- Astrônomos desenvolveram uma técnica para estimar a massa de planetas recém-formados ainda ocultos em discos de poeira e gás ao redor de jovens estrelas, usando anéis de poeira como pistas.
- O método, descrito em estudo publicado no The Astrophysical Journal, baseia-se em simulações que mostram como características dos anéis revelam a massa do planeta que está formando neles.
- Indicadores-chave incluem a largura do anel, a posição da região mais brilhante, a quantidade de material e a distribuição dos grãos de poeira; há também uma relação entre a posição do brilho máximo e a massa planetária.
- A técnica foi aplicada ao sistema PDS 70, cuja presença de planetas já era observada diretamente, e as estimativas obtidas concordaram com medições anteriores, fortalecendo a confiabilidade do modelo.
- Os resultados sugerem que planetas mais massivos podem prender grandes quantidades de poeira em seus anéis (até vinte vezes a massa da Terra), o que indica que anéis podem servir como berçários para novos corpos celestes e ampliar a compreensão da formação de sistemas planetários.

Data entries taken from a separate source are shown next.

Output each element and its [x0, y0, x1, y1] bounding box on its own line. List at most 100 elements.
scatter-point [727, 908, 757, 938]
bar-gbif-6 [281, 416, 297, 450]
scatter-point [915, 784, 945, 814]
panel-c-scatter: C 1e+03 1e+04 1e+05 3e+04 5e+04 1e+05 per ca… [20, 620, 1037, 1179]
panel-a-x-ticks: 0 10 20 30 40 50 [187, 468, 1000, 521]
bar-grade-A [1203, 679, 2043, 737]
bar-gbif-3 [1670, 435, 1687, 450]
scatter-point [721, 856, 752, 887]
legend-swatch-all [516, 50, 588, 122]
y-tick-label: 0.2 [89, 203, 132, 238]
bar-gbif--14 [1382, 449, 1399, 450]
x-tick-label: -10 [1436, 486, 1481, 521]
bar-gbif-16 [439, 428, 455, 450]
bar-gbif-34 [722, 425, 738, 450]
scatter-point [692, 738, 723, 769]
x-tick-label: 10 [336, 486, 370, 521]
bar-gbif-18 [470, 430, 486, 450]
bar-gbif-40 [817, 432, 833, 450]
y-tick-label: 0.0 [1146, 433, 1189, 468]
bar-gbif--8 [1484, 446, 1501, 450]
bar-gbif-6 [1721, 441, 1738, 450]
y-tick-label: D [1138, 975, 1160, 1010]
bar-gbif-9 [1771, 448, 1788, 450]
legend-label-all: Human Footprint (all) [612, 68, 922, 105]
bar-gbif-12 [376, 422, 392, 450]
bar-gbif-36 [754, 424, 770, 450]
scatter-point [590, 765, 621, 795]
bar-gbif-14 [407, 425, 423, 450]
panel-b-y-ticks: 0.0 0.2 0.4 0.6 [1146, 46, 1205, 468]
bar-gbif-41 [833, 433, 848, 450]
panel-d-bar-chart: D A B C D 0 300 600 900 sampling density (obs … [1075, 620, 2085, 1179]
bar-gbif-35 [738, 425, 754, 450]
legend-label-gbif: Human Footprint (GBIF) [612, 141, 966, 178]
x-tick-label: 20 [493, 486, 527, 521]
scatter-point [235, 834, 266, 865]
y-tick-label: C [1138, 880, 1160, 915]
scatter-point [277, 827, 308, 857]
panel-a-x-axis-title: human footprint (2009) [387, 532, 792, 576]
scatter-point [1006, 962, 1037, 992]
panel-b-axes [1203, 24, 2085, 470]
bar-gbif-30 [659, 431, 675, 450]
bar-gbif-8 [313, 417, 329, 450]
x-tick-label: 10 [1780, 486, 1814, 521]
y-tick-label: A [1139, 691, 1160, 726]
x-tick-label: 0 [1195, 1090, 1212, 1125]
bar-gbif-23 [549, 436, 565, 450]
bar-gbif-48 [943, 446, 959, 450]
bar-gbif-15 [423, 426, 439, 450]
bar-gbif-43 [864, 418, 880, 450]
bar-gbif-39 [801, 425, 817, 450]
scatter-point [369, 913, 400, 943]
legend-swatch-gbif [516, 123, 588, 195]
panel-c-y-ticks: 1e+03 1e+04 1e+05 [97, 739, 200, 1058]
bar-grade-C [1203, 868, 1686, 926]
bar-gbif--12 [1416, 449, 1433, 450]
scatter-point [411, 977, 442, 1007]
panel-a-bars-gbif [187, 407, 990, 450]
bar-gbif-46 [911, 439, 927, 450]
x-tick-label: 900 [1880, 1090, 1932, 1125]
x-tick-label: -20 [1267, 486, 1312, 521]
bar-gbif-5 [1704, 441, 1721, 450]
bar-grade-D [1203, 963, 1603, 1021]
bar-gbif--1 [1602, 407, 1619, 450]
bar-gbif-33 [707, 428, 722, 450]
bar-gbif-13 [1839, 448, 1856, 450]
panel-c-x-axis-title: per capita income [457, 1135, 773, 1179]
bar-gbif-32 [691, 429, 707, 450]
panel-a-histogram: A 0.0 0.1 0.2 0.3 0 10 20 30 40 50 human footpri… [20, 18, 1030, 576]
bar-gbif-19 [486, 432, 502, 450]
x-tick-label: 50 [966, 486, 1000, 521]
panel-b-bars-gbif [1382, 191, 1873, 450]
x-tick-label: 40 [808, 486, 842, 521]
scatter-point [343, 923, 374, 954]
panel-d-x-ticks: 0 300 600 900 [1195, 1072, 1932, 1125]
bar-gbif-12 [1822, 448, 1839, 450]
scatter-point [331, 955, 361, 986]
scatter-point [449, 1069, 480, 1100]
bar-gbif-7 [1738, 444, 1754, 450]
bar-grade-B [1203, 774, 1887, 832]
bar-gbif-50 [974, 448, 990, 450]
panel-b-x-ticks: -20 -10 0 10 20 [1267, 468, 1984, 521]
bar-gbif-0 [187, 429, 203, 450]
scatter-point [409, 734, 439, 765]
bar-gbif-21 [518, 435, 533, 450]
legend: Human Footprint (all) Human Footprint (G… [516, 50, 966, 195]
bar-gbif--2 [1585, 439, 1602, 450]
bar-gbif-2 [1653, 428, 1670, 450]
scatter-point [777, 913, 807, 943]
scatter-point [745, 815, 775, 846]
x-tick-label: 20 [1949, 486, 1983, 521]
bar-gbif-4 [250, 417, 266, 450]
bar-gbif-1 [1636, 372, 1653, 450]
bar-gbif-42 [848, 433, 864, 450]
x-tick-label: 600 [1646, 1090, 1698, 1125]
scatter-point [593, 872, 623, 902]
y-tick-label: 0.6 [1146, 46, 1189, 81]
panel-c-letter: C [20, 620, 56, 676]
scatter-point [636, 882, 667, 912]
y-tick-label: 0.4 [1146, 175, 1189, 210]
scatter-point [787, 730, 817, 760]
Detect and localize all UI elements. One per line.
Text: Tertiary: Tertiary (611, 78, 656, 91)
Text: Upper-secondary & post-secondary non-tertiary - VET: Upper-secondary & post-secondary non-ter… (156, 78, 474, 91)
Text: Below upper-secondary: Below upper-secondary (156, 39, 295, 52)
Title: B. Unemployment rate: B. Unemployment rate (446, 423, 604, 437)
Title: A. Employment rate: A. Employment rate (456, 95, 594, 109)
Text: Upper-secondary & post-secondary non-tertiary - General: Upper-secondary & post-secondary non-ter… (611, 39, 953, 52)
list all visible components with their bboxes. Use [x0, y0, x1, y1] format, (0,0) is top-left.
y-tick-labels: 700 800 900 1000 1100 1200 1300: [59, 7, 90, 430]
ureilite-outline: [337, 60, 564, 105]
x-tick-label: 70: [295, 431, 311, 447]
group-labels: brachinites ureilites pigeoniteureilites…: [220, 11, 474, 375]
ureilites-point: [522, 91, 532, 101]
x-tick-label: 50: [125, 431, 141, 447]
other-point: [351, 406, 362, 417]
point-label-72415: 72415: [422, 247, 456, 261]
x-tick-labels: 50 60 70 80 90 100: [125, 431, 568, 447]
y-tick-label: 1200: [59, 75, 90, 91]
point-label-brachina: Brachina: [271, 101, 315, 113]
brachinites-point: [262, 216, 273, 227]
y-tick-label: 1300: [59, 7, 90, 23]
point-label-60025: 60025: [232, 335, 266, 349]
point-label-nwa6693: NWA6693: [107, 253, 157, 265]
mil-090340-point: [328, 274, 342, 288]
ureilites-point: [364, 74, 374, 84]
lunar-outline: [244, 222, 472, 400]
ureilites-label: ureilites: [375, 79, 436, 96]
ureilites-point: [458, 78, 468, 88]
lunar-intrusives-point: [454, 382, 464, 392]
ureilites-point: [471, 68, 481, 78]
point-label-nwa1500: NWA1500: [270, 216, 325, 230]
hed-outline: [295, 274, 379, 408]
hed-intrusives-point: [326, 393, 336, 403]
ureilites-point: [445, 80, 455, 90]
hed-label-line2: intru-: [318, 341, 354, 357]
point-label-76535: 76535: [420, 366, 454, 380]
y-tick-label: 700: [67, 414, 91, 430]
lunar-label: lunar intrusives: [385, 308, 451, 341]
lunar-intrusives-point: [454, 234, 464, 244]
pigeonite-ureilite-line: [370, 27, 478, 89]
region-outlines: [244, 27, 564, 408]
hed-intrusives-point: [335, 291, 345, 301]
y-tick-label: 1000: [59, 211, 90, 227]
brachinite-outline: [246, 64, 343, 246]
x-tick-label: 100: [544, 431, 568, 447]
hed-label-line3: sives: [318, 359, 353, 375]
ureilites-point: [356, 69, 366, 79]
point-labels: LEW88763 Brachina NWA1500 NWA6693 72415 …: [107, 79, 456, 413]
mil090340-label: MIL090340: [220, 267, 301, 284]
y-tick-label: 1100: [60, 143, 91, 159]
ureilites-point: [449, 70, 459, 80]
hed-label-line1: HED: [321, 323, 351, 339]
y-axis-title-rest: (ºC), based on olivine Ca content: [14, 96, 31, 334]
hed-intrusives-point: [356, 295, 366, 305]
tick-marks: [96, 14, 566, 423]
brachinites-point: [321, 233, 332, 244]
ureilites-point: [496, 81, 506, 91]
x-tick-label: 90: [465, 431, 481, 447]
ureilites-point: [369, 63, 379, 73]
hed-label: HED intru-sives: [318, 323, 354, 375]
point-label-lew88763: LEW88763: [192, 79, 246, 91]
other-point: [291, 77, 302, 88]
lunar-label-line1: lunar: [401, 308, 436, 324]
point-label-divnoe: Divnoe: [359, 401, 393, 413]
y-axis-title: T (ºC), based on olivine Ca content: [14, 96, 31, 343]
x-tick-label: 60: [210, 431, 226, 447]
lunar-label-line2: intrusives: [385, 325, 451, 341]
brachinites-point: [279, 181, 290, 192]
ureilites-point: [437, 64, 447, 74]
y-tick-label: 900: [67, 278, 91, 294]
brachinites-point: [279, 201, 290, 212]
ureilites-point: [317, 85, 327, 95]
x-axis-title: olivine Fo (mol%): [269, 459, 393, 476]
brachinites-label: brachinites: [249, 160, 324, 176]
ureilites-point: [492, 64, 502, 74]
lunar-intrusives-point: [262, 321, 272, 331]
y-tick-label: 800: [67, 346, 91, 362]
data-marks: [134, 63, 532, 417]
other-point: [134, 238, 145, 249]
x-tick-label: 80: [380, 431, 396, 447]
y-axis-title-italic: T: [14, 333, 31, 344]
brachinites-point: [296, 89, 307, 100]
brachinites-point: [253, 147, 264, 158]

Um estudo publicado no The Astrophysical Journal apresentou uma técnica para estimar a massa de planetas recém-formados que ainda estão ocultos dentro dos discos de gás e poeira ao redor de estrelas jovens. A ideia é usar anéis de poeira como pistas diretas.
Pesquisadores da Universidade de Warwick, em parceria com o MIT e a Universidade McMaster, mostraram que esses anéis revelam informações sobre planetas escondidos. Observações do ALMA foram fundamentais para sustentar as descobertas.
A pesquisa aponta que características como a largura do anel, a posição do brilho mais intenso, a quantidade de material e a distribuição das partículas permitem estimar a massa do planeta. Existe também uma relação matemática entre o brilho máximo e a massa.
Os resultados sugerem que cada planeta em formação deixa uma assinatura gravitacional no disco. Planetas mais massivos provocam alterações maiores na poeira ao redor, o que facilita a estimativa de massa mesmo sem observação direta.
Para validar a técnica, a equipe aplicou o método ao sistema PDS 70, já fotografado diretamente. As estimativas coincidiram com medições anteriores, fortalecendo a confiança no modelo.
Uma surpresa do estudo é que planetas mais massivos podem prender grandes quantidades de poeira em seus anéis, às vezes até vinte vezes a massa da Terra. Isso levanta a hipótese de que esses anéis servem como berçários para novos corpos.
A pesquisa sugere que os anéis podem abrigar futuros componentes de sistemas planetários mais complexos do que os modelos atuais previam. A abordagem oferece uma ferramenta poderosa para observações futuras com ALMA e novas gerações de telescópios.
Com dispositivos cada vez mais precisos, será possível identificar planetas ocultos apenas pela análise dos padrões na poeira cósmica. O estudo também contribui para entender a origem do Sistema Solar.